Heritage site of the first bridge across the Derwent 1834


The river and the bridges have been integral to the story of Woodbridge. She has always been part of the commerce of the river, and indeed, that is why she was constructed where she is.


Before the wharves were built in Hobart, ships would sail up the Derwent and safely drop anchor right here, at ‘the top of the tide’. We have both fresh and salt water in front of Woodbridge – you can catch trout at one level, and bream at another, and we have freshwater platypus living in our riverbank, while marine fur seals are also frequently seen.


Another peculiarity is the phenomenon of the river ‘flowing backwards’. As the tide comes in, the river appears to stop flowing to the sea, and start flowing back upstream.


Because Captain Roadnight was responsible for the safe delivery of the stores arriving by ship, he built his residence right where he could watch the ships’ cargoes being unloaded and ferried across to the storehouses on the far side of the river.


Later in 1834, the third owner of Woodbridge, Assistant Surveyor General William Sharland built the first (wooden) bridge across the Derwent here, and henceforth the residence was known as Woodbridge.
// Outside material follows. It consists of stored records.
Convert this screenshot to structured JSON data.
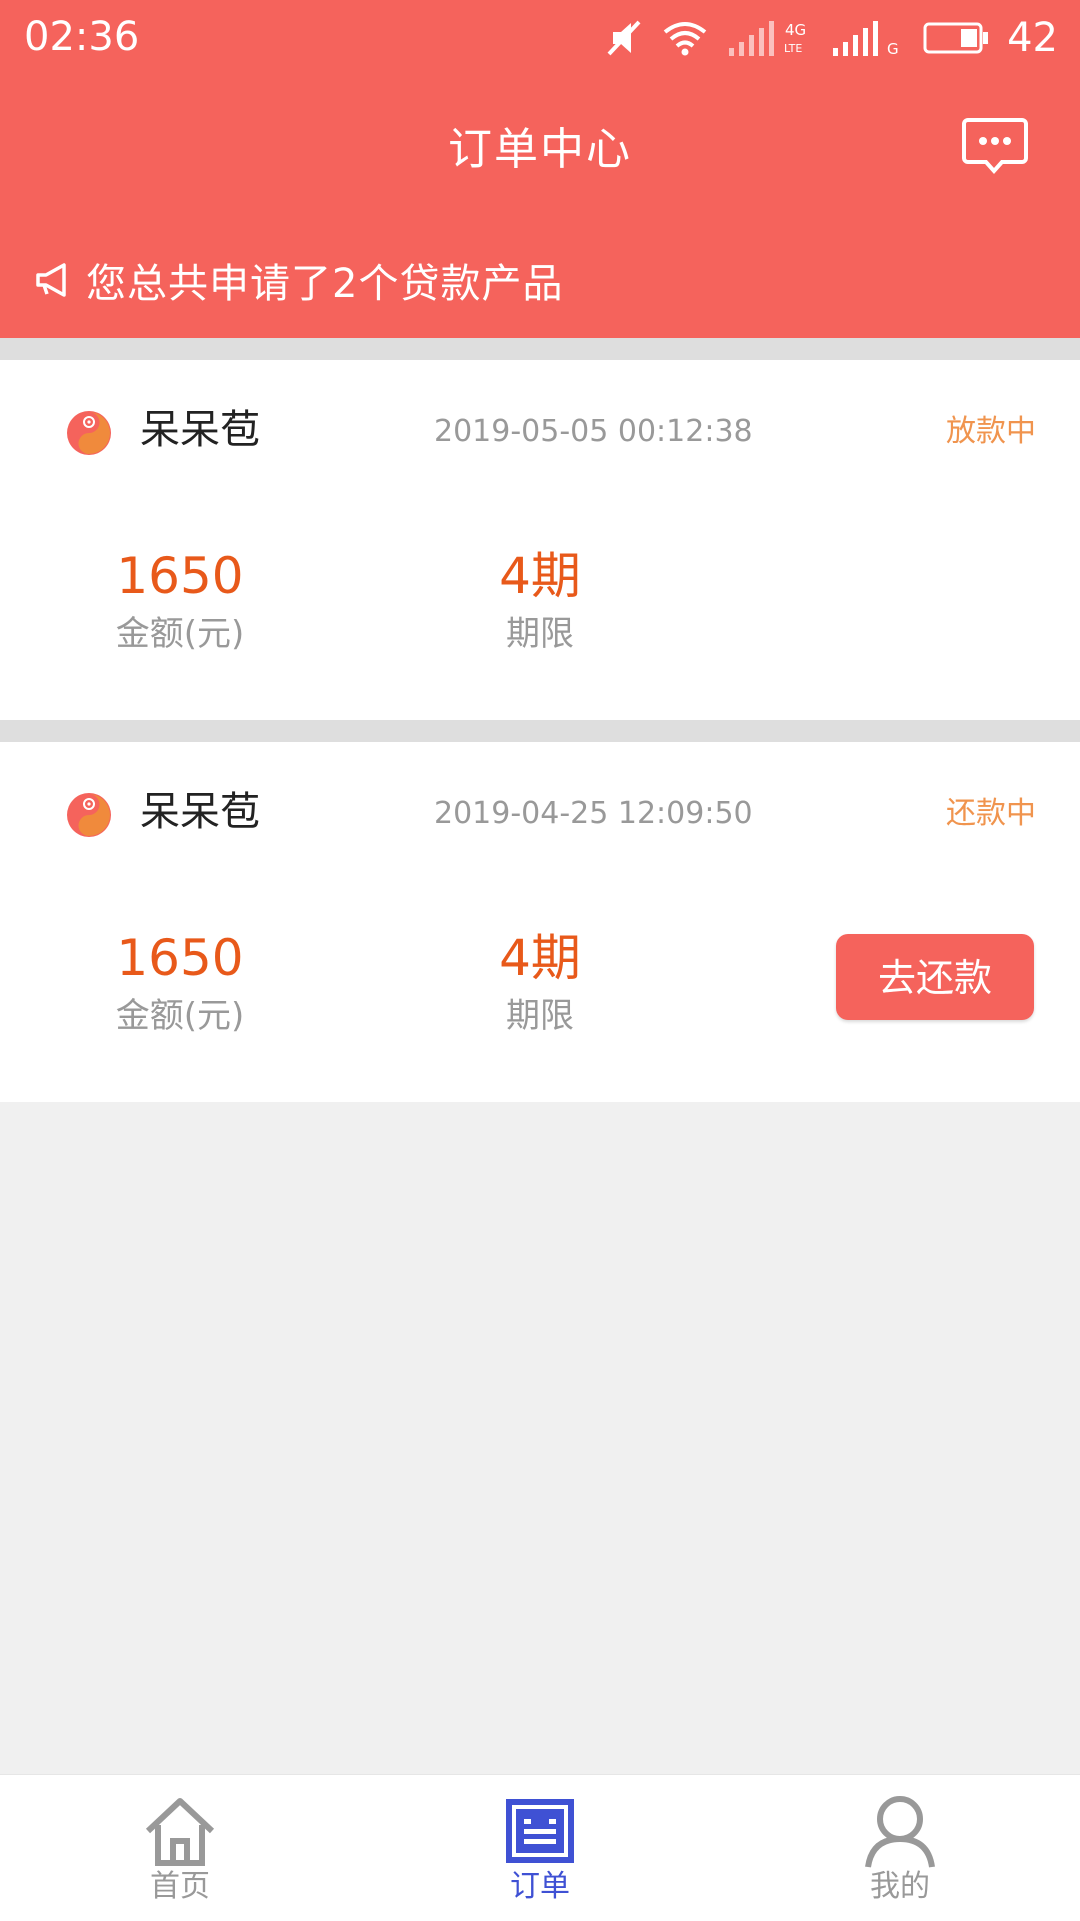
{
  "status_bar": {
    "time": "02:36",
    "battery": "42",
    "icons": [
      "mute-icon",
      "wifi-icon",
      "signal-4g-icon",
      "signal-g-icon",
      "battery-icon"
    ]
  },
  "header": {
    "title": "订单中心",
    "message_icon": "message-icon",
    "notice_icon": "megaphone-icon",
    "notice_text": "您总共申请了2个贷款产品"
  },
  "orders": [
    {
      "name": "呆呆苞",
      "time": "2019-05-05 00:12:38",
      "status": "放款中",
      "amount": "1650",
      "amount_label": "金额(元)",
      "term": "4期",
      "term_label": "期限"
    },
    {
      "name": "呆呆苞",
      "time": "2019-04-25 12:09:50",
      "status": "还款中",
      "amount": "1650",
      "amount_label": "金额(元)",
      "term": "4期",
      "term_label": "期限",
      "action_label": "去还款"
    }
  ],
  "tabs": [
    {
      "label": "首页",
      "icon": "home-icon",
      "active": false
    },
    {
      "label": "订单",
      "icon": "order-icon",
      "active": true
    },
    {
      "label": "我的",
      "icon": "user-icon",
      "active": false
    }
  ],
  "colors": {
    "brand": "#f5635c",
    "accent_orange": "#e8591a",
    "status_orange": "#f0944e",
    "tab_active": "#3f51d4"
  }
}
The building of this bridge opened up the highlands to commercial use and led eventually to the land link with the west coast. The undertaking was a private business enterprise of a small group of entrepreneurs, Sharland himself being one of them, and the Toll House still stands on the opposite side of the river.


Three bridges have been built here since. The remaining bridgeheads of the first three, including rough hewn stones of the original 1834 bridge and the later Victorian dressed-sandstone of the second, can be seen beside Woodbridge at the end of Bridge Street. The fourth, built in 1971 at the far end of the building off Blair Street, was built to withstand the floods that plagued the valley before the weirs were built at Meadowbank.


Log trucks can be seen crossing the bridge from time to time, especially when they are felling in the coupes behind Plenty. The size of these logs still takes my breath away, even though I know that they are now harvesting almost exclusively from farmed timber. Some contact with the timber industry is essential to understanding Tasmania’s history, from the early days of the bullock dray to the modern dual rigs.


The remains of the first 3 bridges remain beside Woodbridge.